Kenneth menyandarkan tubuhnya pada sandaran sofa begitu sampai di ruang keluarga di apartemen Barra, begitu pun Degan. Keduanya sama-sama terlihat lelah karena tidak tidur semalaman.
Degan menghembuskan napas lewat mulutnya. "Jadi, apa alasan lo minum kali ini?"
Hening selama dua puluh detik. Degan masih menunggu, jawaban seperti apa yang akan dilontarkan Aksa kali ini. Cowok itu memang sering minum karena Ayahnya yang seolah mengekangnya dengan segala hal. Tidak boleh ini, tidak boleh itu. Degan hanya ingin tahu, apa kali ini masih alasan yang sama seperti terakhir kali minum dua minggu yang lalu.
"Gue dijodohin," ujar Aksa dua puluh detik kemudian. Kedua sikunya bertopang pada kedua lututnya, jemarinya meremas rambutnya karena merasa pusing.
"Sama Omega," lanjut Barra begitu menyadari bahwa Aksa enggan melanjutkan kalimatnya.
Degan dan Kenneth terperangah, keduanya menampakkan wajah terkejut yang sama. Kenneth mengusap wajahnya yang kelelahan, matanya mulai mengantuk. "Sa, lo butuh istirahat. Biar kita pikirin solusinya gimana, tapi nanti."
Aksa menggeleng. "Ayah gue bukan orang yang mudah mengalah gitu aja. Kita punya seratus cara buat gagalin perjodohan ini, tapi Ayah gue punya seribu satu cara buat melanjutkan perjodohan ini. Gue kenal banget Ayah gue itu kayak gimana," ujarnya lemah.
Degan mematung di tempatnya duduk, matanya memerhatikan Aksa yang masih menunduk, meremas rambutnya ringan dengan jemari tangannya sendiri. "Gue rasa, Gamma juga punya penjelasan kenapa dia minum. Kita tunggu dia sadar," ujarnya tegas.
Selanjutnya, yang dilakukan semua orang di ruangan itu hanya diam, tetap dengan kesadaran masing-masing. Saling merenungi dan menyelami masalah yang ada. Berusaha mencari titik lemah, yang masih belum ditemukan meski sudah tujuh tahun berlalu. Ayah Aksa, entah kenapa mereka harus membuat pria paruh baya itu menyerah. Menyerah dan tidak lagi berkuasa atas segala sesuatu.
---
Beta membukakan pintu rumahnya begitu ada seseorang yang memencet bel. Dia masih mengenakan piyama yang sama seperti yang dipakainya malam tadi. Langkahnya terkesan terburu-buru agar sampai di depan pintu.
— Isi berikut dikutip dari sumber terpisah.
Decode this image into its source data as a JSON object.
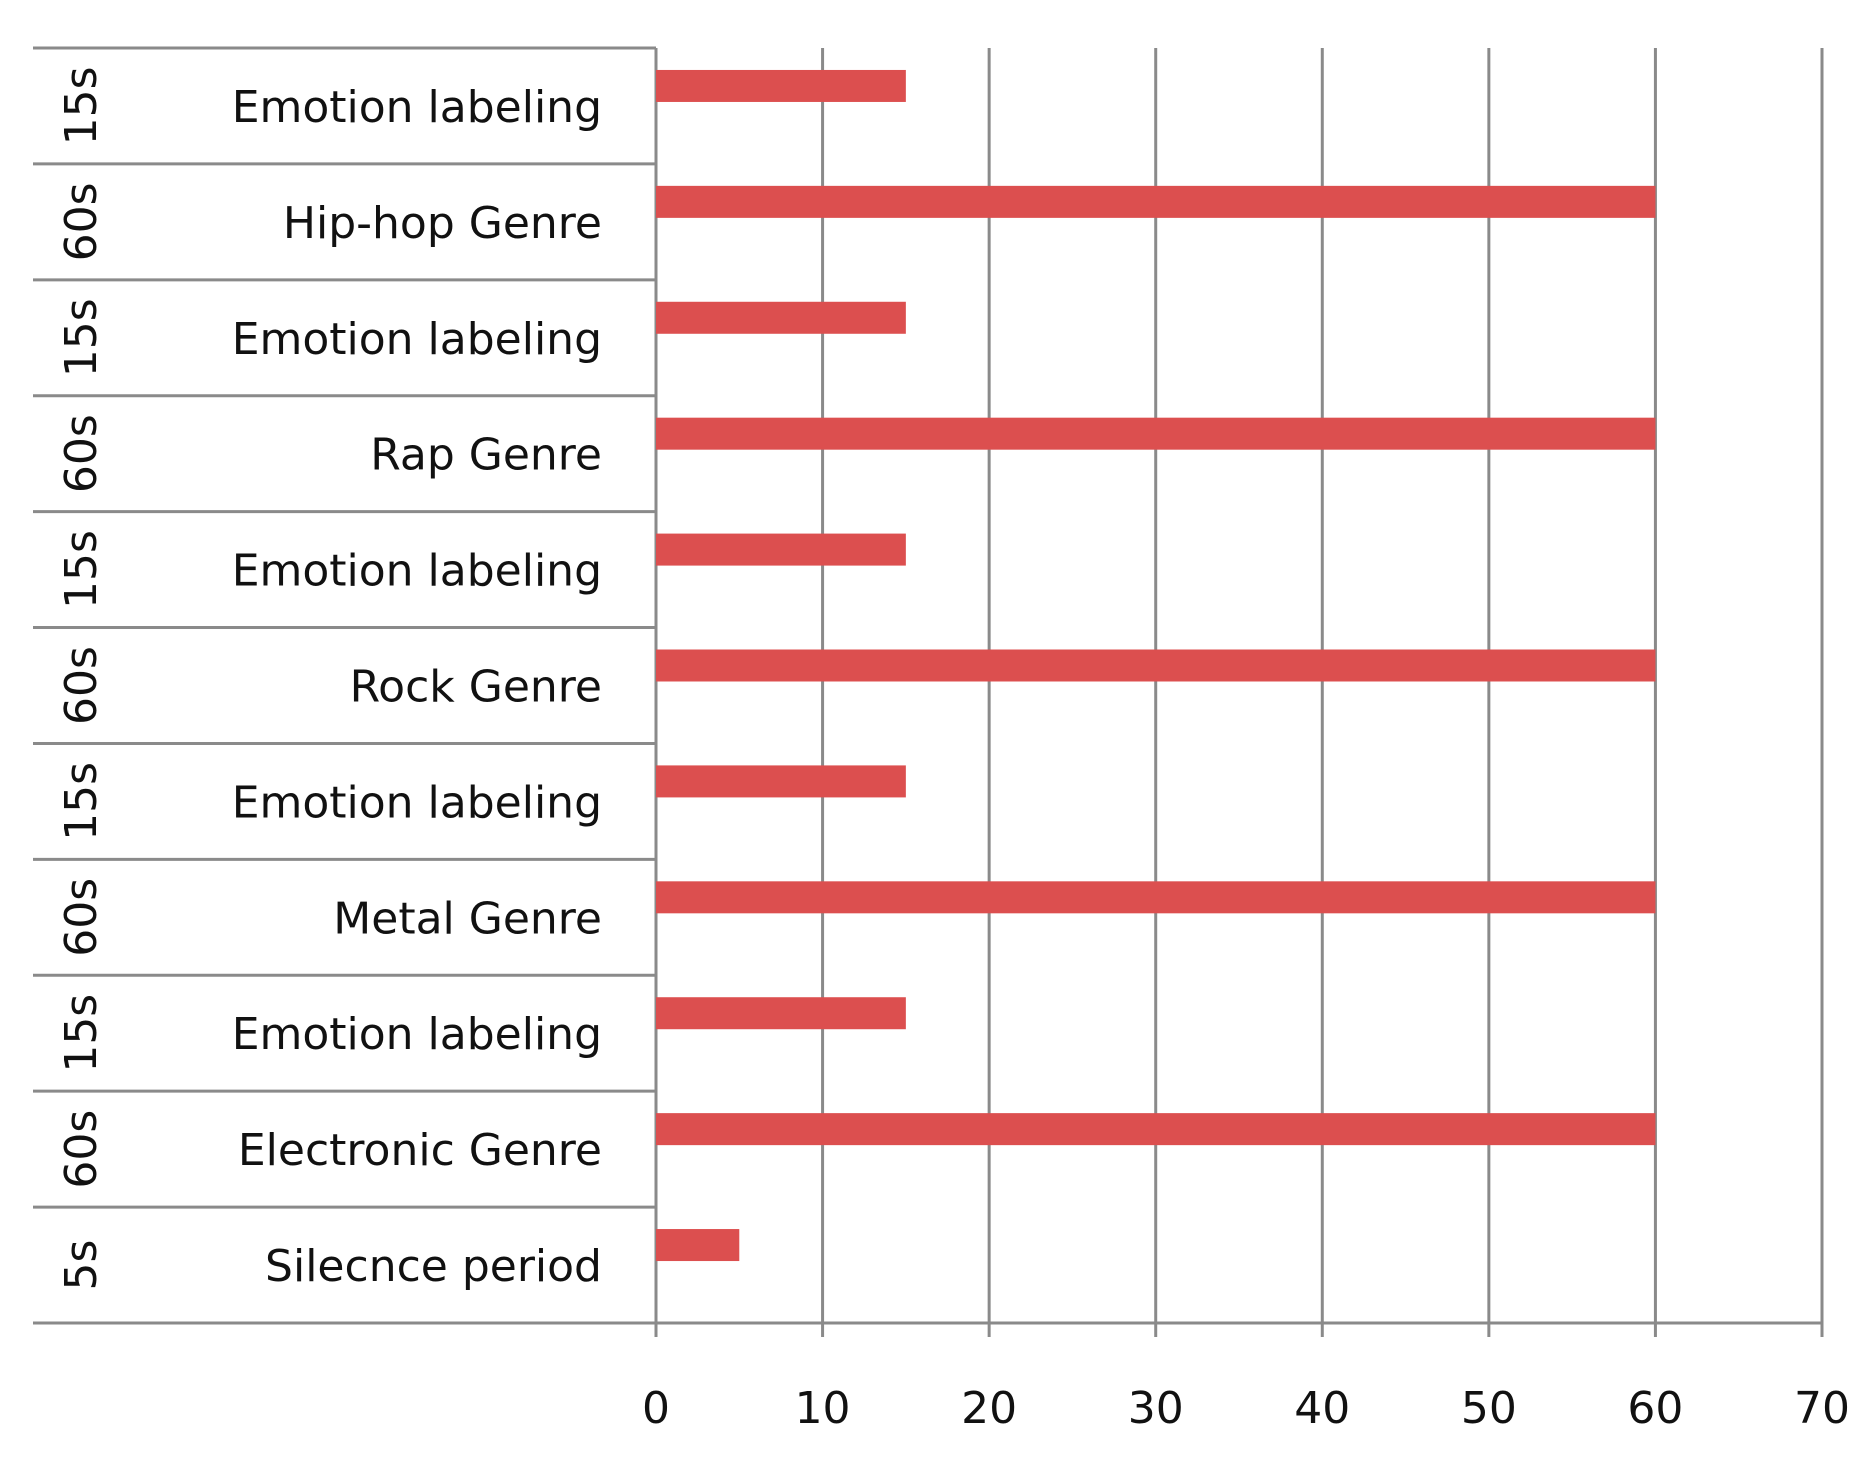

Pintu terbuka, menampilkan sosok Lantanio yang terlihat segar dan tampan dengan kaos hitam lengan panjang serta celana jeans yang warnanya mulai pudar. Cowok itu tersenyum pada Beta. "Hai," ujarnya. Lima detik setelahnya, dia mengernyit. "Belom mandi?"
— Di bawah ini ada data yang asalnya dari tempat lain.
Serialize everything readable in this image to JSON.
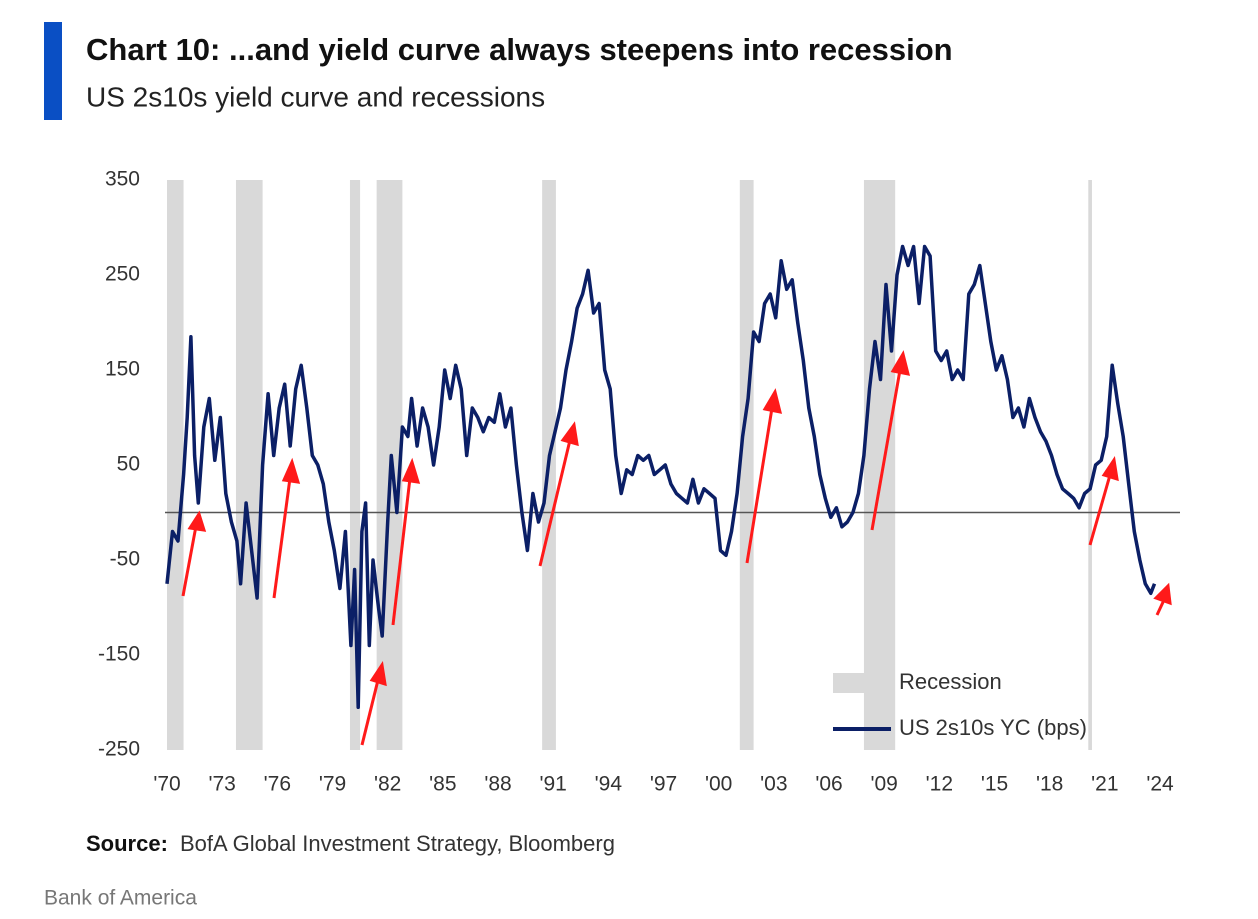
{
  "chart_data": {
    "type": "line",
    "title": "Chart 10: ...and yield curve always steepens into recession",
    "subtitle": "US 2s10s yield curve and recessions",
    "source_label": "Source:",
    "source": "BofA Global Investment Strategy, Bloomberg",
    "footer": "Bank of America",
    "legend_position": "lower right",
    "recession_label": "Recession",
    "recession_color": "#d9d9d9",
    "recessions": [
      [
        1970.0,
        1970.9
      ],
      [
        1973.75,
        1975.2
      ],
      [
        1979.95,
        1980.5
      ],
      [
        1981.4,
        1982.8
      ],
      [
        1990.4,
        1991.15
      ],
      [
        2001.15,
        2001.9
      ],
      [
        2007.9,
        2009.6
      ],
      [
        2020.1,
        2020.3
      ]
    ],
    "reference_line": 0,
    "xlim": [
      1970,
      2024
    ],
    "ylim": [
      -250,
      350
    ],
    "yticks": [
      350,
      250,
      150,
      50,
      -50,
      -150,
      -250
    ],
    "xticks": [
      {
        "value": 1970,
        "label": "'70"
      },
      {
        "value": 1973,
        "label": "'73"
      },
      {
        "value": 1976,
        "label": "'76"
      },
      {
        "value": 1979,
        "label": "'79"
      },
      {
        "value": 1982,
        "label": "'82"
      },
      {
        "value": 1985,
        "label": "'85"
      },
      {
        "value": 1988,
        "label": "'88"
      },
      {
        "value": 1991,
        "label": "'91"
      },
      {
        "value": 1994,
        "label": "'94"
      },
      {
        "value": 1997,
        "label": "'97"
      },
      {
        "value": 2000,
        "label": "'00"
      },
      {
        "value": 2003,
        "label": "'03"
      },
      {
        "value": 2006,
        "label": "'06"
      },
      {
        "value": 2009,
        "label": "'09"
      },
      {
        "value": 2012,
        "label": "'12"
      },
      {
        "value": 2015,
        "label": "'15"
      },
      {
        "value": 2018,
        "label": "'18"
      },
      {
        "value": 2021,
        "label": "'21"
      },
      {
        "value": 2024,
        "label": "'24"
      }
    ],
    "series": [
      {
        "name": "US 2s10s YC (bps)",
        "color": "#0b1f66",
        "x": [
          1970.0,
          1970.3,
          1970.6,
          1970.9,
          1971.1,
          1971.3,
          1971.5,
          1971.7,
          1972.0,
          1972.3,
          1972.6,
          1972.9,
          1973.2,
          1973.5,
          1973.8,
          1974.0,
          1974.3,
          1974.6,
          1974.9,
          1975.2,
          1975.5,
          1975.8,
          1976.1,
          1976.4,
          1976.7,
          1977.0,
          1977.3,
          1977.6,
          1977.9,
          1978.2,
          1978.5,
          1978.8,
          1979.1,
          1979.4,
          1979.7,
          1980.0,
          1980.2,
          1980.4,
          1980.6,
          1980.8,
          1981.0,
          1981.2,
          1981.5,
          1981.7,
          1982.0,
          1982.2,
          1982.5,
          1982.8,
          1983.1,
          1983.3,
          1983.6,
          1983.9,
          1984.2,
          1984.5,
          1984.8,
          1985.1,
          1985.4,
          1985.7,
          1986.0,
          1986.3,
          1986.6,
          1986.9,
          1987.2,
          1987.5,
          1987.8,
          1988.1,
          1988.4,
          1988.7,
          1989.0,
          1989.3,
          1989.6,
          1989.9,
          1990.2,
          1990.5,
          1990.8,
          1991.1,
          1991.4,
          1991.7,
          1992.0,
          1992.3,
          1992.6,
          1992.9,
          1993.2,
          1993.5,
          1993.8,
          1994.1,
          1994.4,
          1994.7,
          1995.0,
          1995.3,
          1995.6,
          1995.9,
          1996.2,
          1996.5,
          1996.8,
          1997.1,
          1997.4,
          1997.7,
          1998.0,
          1998.3,
          1998.6,
          1998.9,
          1999.2,
          1999.5,
          1999.8,
          2000.1,
          2000.4,
          2000.7,
          2001.0,
          2001.3,
          2001.6,
          2001.9,
          2002.2,
          2002.5,
          2002.8,
          2003.1,
          2003.4,
          2003.7,
          2004.0,
          2004.3,
          2004.6,
          2004.9,
          2005.2,
          2005.5,
          2005.8,
          2006.1,
          2006.4,
          2006.7,
          2007.0,
          2007.3,
          2007.6,
          2007.9,
          2008.2,
          2008.5,
          2008.8,
          2009.1,
          2009.4,
          2009.7,
          2010.0,
          2010.3,
          2010.6,
          2010.9,
          2011.2,
          2011.5,
          2011.8,
          2012.1,
          2012.4,
          2012.7,
          2013.0,
          2013.3,
          2013.6,
          2013.9,
          2014.2,
          2014.5,
          2014.8,
          2015.1,
          2015.4,
          2015.7,
          2016.0,
          2016.3,
          2016.6,
          2016.9,
          2017.2,
          2017.5,
          2017.8,
          2018.1,
          2018.4,
          2018.7,
          2019.0,
          2019.3,
          2019.6,
          2019.9,
          2020.2,
          2020.5,
          2020.8,
          2021.1,
          2021.4,
          2021.7,
          2022.0,
          2022.3,
          2022.6,
          2022.9,
          2023.2,
          2023.5,
          2023.7
        ],
        "values": [
          -75,
          -20,
          -30,
          40,
          100,
          185,
          60,
          10,
          90,
          120,
          55,
          100,
          20,
          -10,
          -30,
          -75,
          10,
          -40,
          -90,
          50,
          125,
          60,
          110,
          135,
          70,
          130,
          155,
          110,
          60,
          50,
          30,
          -10,
          -40,
          -80,
          -20,
          -140,
          -60,
          -205,
          -20,
          10,
          -140,
          -50,
          -100,
          -130,
          -10,
          60,
          0,
          90,
          80,
          120,
          70,
          110,
          90,
          50,
          90,
          150,
          120,
          155,
          130,
          60,
          110,
          100,
          85,
          100,
          95,
          125,
          90,
          110,
          50,
          0,
          -40,
          20,
          -10,
          10,
          60,
          85,
          110,
          150,
          180,
          215,
          230,
          255,
          210,
          220,
          150,
          130,
          60,
          20,
          45,
          40,
          60,
          55,
          60,
          40,
          45,
          50,
          30,
          20,
          15,
          10,
          35,
          10,
          25,
          20,
          15,
          -40,
          -45,
          -20,
          20,
          80,
          120,
          190,
          180,
          220,
          230,
          205,
          265,
          235,
          245,
          200,
          160,
          110,
          80,
          40,
          15,
          -5,
          5,
          -15,
          -10,
          0,
          20,
          60,
          130,
          180,
          140,
          240,
          170,
          250,
          280,
          260,
          280,
          220,
          280,
          270,
          170,
          160,
          170,
          140,
          150,
          140,
          230,
          240,
          260,
          220,
          180,
          150,
          165,
          140,
          100,
          110,
          90,
          120,
          100,
          85,
          75,
          60,
          40,
          25,
          20,
          15,
          5,
          20,
          25,
          50,
          55,
          80,
          155,
          115,
          80,
          30,
          -20,
          -50,
          -75,
          -85,
          -75
        ]
      }
    ]
  }
}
Beta berdehem sebentar. Dia merasa tidak enak ingin menyampaikan ini. Tapi, dia juga tidak mungkin meninggalkan Omega yang sedang berada dalam masalah sendirian. Cewek itu butuh seseorang sebagai tempat bersandarnya. Kalau dia pergi, Omega akan sendirian. Gamma juga belum kembali sejak pergi dari rumahnya pukul dua dini hari.
"Maaf, Lan, kayaknya gue nggak bisa pergi hari ini," ujarnya tidak enak.
Dalam hatinya, ada perasaan kecewa yang jelas tidak bisa dilihat oleh Beta dari luar. Lantanio juga menunjukkan ekspresi biasanya dengan cerdik. "Kenapa?"
"Ini di luar dugaan gue. Ada masalah dan gue....... nggak bisa cerita," Beta meringis. "Sori, ya."
Lantanio mengangguk. Dia sudah terlalu membayangkan sesuatu yang berlebihan untuk hari ini, namun yang terjadi adalah sebaliknya. Dia berharap terlalu jauh, hingga penolakan membuatnya berakhir kecewa. "Iya, nggak apa-apa."